What Are the Challenges?
Social media’s environment is inherently competitive. To attract visitors, SAMHSA “tries to be as engaging and creative as possible;” said Deanna Stephens, a member of SAMHSA’s web and social media team in the Office of Communications. “But, we are competing with compelling raw video on YouTube and breaking news from around the world.”
According to Andrew Wilson, another member of SAMHSA’s social media team, the Federal Government’s rules for use of social media platforms create some challenges. He highlighted a few of these challenges at the CADCA conference in a SAMHSA session (with Ms. Stephens) on social media.
The challenges include:
Accessibility. All Federal agencies are required by law to make sure that the content they post on the Internet is accessible to individuals with disabilities. That includes individuals who are blind, are deaf, have cognitive disabilities, or have difficulties using a mouse. “When we post content to third-party sources such as Facebook, Twitter, or YouTube, we only have limited control and cannot guarantee that those platforms are entirely accessible,” Mr. Wilson said. “That means we need to provide other options for accessing the information we post on these sites. That’s one big challenge we face.”
Privacy. Social media is all about sharing. Unfortunately, some people are posting personal information that really should not be shared in a public setting—for example, their doctor’s name, their home address, or even the behavioral health history of family members. When this information is posted on social media sites that SAMHSA manages, such as its Facebook page, this adds to the challenges that SAMHSA has in responsibly engaging in social media.
Risk management. To use social media tools and to place your own personal information on the Internet in a public way does carry some risk. As individuals, this is an acceptable risk for many of us. Organizations, however, respond to risk differently, and it can take longer for organizations to figure out how to exist in this new, more social, world.

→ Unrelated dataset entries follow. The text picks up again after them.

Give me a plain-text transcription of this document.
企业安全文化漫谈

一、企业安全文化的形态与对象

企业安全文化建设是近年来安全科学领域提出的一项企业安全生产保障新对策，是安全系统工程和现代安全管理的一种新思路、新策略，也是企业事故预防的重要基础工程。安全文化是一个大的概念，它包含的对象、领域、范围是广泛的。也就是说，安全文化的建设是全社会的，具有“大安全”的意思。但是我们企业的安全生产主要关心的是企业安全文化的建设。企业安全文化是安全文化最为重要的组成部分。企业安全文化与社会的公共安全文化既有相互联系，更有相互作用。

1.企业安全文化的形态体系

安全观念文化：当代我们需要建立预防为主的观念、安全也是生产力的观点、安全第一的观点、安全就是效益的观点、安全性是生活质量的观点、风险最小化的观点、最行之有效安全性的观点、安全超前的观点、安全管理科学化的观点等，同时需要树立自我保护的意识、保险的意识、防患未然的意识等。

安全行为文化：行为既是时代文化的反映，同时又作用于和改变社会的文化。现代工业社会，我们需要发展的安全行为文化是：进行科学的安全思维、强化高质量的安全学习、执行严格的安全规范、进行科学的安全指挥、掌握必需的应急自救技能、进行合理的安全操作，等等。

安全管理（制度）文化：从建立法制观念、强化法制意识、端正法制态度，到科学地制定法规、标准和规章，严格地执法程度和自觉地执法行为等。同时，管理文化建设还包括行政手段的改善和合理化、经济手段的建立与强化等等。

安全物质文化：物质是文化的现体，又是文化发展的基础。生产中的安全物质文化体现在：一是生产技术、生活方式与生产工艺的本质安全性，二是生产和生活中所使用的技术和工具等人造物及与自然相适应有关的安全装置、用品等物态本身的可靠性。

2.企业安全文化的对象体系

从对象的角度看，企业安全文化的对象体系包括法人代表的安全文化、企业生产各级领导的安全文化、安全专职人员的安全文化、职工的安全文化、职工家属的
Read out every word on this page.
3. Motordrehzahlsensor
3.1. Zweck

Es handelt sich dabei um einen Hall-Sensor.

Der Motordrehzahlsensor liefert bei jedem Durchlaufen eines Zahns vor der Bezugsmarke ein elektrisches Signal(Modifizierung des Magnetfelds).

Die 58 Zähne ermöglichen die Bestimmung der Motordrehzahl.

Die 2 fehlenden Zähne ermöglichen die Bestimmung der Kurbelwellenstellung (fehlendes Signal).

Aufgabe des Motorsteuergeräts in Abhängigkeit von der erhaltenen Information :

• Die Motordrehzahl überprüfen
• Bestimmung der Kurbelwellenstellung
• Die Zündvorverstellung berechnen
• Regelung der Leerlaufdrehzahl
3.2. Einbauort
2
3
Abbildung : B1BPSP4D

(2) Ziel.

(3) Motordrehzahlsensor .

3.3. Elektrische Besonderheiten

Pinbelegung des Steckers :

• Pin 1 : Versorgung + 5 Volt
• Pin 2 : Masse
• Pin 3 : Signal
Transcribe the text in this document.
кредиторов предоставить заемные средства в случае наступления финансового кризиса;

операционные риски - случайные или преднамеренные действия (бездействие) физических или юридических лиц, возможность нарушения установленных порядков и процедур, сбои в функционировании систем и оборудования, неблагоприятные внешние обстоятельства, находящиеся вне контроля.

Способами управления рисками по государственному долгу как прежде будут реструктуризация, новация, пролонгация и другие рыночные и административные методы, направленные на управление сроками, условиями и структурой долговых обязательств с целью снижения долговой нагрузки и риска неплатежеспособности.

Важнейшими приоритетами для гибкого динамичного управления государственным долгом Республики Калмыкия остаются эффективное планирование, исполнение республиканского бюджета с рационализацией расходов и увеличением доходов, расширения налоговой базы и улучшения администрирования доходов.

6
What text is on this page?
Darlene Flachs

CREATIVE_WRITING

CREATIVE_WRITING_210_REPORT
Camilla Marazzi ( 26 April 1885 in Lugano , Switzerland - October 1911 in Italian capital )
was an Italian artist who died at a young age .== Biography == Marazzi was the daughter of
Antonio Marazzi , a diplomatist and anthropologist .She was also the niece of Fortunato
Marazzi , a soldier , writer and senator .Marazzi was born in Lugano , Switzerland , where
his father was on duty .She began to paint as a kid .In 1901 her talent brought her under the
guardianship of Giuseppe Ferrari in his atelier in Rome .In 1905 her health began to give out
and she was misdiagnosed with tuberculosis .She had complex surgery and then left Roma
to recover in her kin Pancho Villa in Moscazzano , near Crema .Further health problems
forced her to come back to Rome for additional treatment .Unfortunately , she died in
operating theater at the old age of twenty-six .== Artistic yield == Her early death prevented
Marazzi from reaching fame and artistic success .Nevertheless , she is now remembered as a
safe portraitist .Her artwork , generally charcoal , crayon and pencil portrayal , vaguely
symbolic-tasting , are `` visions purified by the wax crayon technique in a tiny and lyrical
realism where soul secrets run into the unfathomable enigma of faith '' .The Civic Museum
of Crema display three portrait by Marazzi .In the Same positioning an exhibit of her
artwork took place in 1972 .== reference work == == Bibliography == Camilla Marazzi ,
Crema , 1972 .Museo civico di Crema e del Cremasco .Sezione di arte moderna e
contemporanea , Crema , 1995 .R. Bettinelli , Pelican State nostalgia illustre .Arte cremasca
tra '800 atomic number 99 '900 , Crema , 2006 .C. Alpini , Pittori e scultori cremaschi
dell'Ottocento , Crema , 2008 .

Service issues. The Government Services Administration (GSA) negotiates unique Terms of Service (TOS) agreements for SAMHSA’s and other HHS agencies’ use of Facebook, Twitter, YouTube, and other social media platforms. For private citizens, to set up a personal social media account, we don’t think twice about checking a Terms of Service box. But there are clauses in those boilerplate TOS agreements that the Federal Government cannot accept or sign. “This complicates things,” Mr. Wilson said. “We are limited in what we can do.”